**Progress thus far:**

- calculus/all.py is modified so that sage recognizes the creation of callable symbolic matrices via function notation. In particular:
sage: m(X) = [[cos(X), -sin(X)],[sin(X), cos(X)]]

and is now valid syntax.

sage.matrix.matrix2.Matrix now has a method function() so the function notation syntax correctly returns a callable matrix. *However,* the method function() currently is creating a matrix of type Matrix_generic_dense; in analogy to the vector this this should probably be Matrix_callable_symbolic_dense. I'm unsure how significant an issue this is as most of the important things work. This certain *does* affect how these matrices are displayed - in all the following examples, the entries are of the form "X> f(X)" where what should probably be output is something like "X> [f(X), g(X)]\n[h(X), j(X)]".
- Things that work correctly:
sage: m(pi/2)
[ 0 -1]
[ 1 0]
sage: m.trace()
X |--> 2*cos(X)
sage: m(3).eigenvalues()
[-I*sin(3) + cos(3), I*sin(3) + cos(3)]
sage: m.derivative()
[X |--> -sin(X) X |--> -cos(X)]
[ X |--> cos(X) X |--> -sin(X)]
sage: m.kernel()
Vector space of degree 2 and dimension 0 over Callable function ring with arguments (X,)
Basis matrix:
[]
sage: m.image()
Vector space of degree 2 and dimension 2 over Callable function ring with arguments (X,)
Basis matrix:
[X |--> 1 X |--> 0]
[X |--> 0 X |--> 1]

Things that don't work (and should?):

sage: m.eigenvalues()
NotImplementedError ...

Things that I'm not sure about/work incorrectly(?):

sage: m.charpoly()
(X |--> 1)*x^2 + (X |--> -2*cos(X))*x + X |--> sin(X)^2 + cos(X)^2
sage: m.echelon_form()
[X |--> 1 X |--> 0]
[X |--> 0 X |--> 1]

**What remains to do:**

- Matrix.function() is defined in sage/matrix/matrix2.pyx. It might be better placed in sage/matrix/matrix_generic_dense.pyx as the method for function() is defined only for FreeModuleElement_generic_dense. (Minor)

- Matrix.function() is written as an exact analog to FreeModuleElement_generic_dense.function(). This is the cause of the problem I mentioned in (2). I think the root of the problem is that the vector case is being coerced to the correct class via the category framework and the matrix class is currently lacks the code needed to coerce correctly. It's also quite possible there's a better way to write this method. I've looked through some of the matrix and module code however, and I don't yet have any sensible ideas.

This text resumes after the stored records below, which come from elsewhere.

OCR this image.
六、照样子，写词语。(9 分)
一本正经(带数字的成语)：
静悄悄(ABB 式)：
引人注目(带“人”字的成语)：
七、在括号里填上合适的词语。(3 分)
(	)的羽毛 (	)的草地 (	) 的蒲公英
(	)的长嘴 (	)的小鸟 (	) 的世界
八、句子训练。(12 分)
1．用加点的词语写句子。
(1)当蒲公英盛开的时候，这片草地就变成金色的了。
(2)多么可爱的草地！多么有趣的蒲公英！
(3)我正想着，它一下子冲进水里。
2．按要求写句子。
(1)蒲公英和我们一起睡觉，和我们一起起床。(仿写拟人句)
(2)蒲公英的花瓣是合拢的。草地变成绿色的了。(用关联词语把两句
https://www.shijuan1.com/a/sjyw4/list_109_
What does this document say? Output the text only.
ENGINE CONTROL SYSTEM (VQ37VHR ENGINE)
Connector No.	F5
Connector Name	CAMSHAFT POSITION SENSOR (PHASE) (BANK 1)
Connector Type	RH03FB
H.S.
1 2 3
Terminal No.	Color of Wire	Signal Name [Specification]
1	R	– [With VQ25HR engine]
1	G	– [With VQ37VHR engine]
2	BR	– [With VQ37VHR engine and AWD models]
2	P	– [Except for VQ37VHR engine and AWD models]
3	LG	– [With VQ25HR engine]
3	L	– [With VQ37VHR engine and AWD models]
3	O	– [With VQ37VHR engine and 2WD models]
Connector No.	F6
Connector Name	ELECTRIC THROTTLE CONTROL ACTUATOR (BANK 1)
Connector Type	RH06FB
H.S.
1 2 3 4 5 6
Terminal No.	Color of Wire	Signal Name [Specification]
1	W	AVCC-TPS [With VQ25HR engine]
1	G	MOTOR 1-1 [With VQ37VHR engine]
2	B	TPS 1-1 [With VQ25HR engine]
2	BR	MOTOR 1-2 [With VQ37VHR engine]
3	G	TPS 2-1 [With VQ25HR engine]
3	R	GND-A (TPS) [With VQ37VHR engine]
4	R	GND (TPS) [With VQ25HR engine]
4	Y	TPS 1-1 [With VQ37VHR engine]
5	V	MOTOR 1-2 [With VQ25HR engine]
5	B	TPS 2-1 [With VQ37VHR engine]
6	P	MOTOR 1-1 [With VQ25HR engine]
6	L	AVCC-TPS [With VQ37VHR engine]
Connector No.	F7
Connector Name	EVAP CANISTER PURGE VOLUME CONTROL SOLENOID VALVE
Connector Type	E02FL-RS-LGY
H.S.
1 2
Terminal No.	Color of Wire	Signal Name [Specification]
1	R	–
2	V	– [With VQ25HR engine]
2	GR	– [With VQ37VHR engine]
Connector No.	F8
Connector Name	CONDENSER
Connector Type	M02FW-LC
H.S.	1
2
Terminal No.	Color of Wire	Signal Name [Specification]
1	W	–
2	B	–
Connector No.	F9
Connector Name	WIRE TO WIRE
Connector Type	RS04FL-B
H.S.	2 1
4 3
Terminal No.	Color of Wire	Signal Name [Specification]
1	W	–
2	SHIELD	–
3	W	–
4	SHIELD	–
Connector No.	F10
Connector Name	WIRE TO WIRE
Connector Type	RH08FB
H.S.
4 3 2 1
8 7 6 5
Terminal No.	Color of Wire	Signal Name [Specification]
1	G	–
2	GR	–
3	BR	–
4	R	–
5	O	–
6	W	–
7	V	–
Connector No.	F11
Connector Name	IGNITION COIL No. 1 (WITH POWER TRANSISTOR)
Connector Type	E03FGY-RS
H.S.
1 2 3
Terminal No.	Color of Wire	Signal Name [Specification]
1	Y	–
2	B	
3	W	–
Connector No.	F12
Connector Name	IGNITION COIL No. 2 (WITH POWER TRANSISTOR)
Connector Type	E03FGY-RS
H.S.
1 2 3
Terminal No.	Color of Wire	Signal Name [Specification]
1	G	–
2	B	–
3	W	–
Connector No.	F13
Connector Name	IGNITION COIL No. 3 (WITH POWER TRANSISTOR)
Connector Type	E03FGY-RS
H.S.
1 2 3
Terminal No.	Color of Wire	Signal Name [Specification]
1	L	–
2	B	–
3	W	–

- Generalizing from (2) I've tried to make function notation for matrices as similar to function notation for vectors as similar as possible. Is this sensible, or are there enough salient differences that this is unreasonable?

- The file sage/matrix/matrix_callable_symbolic_dense.py purposely produces several doctest failures due again to the type issue in (2). Any other failures should be considered bugs.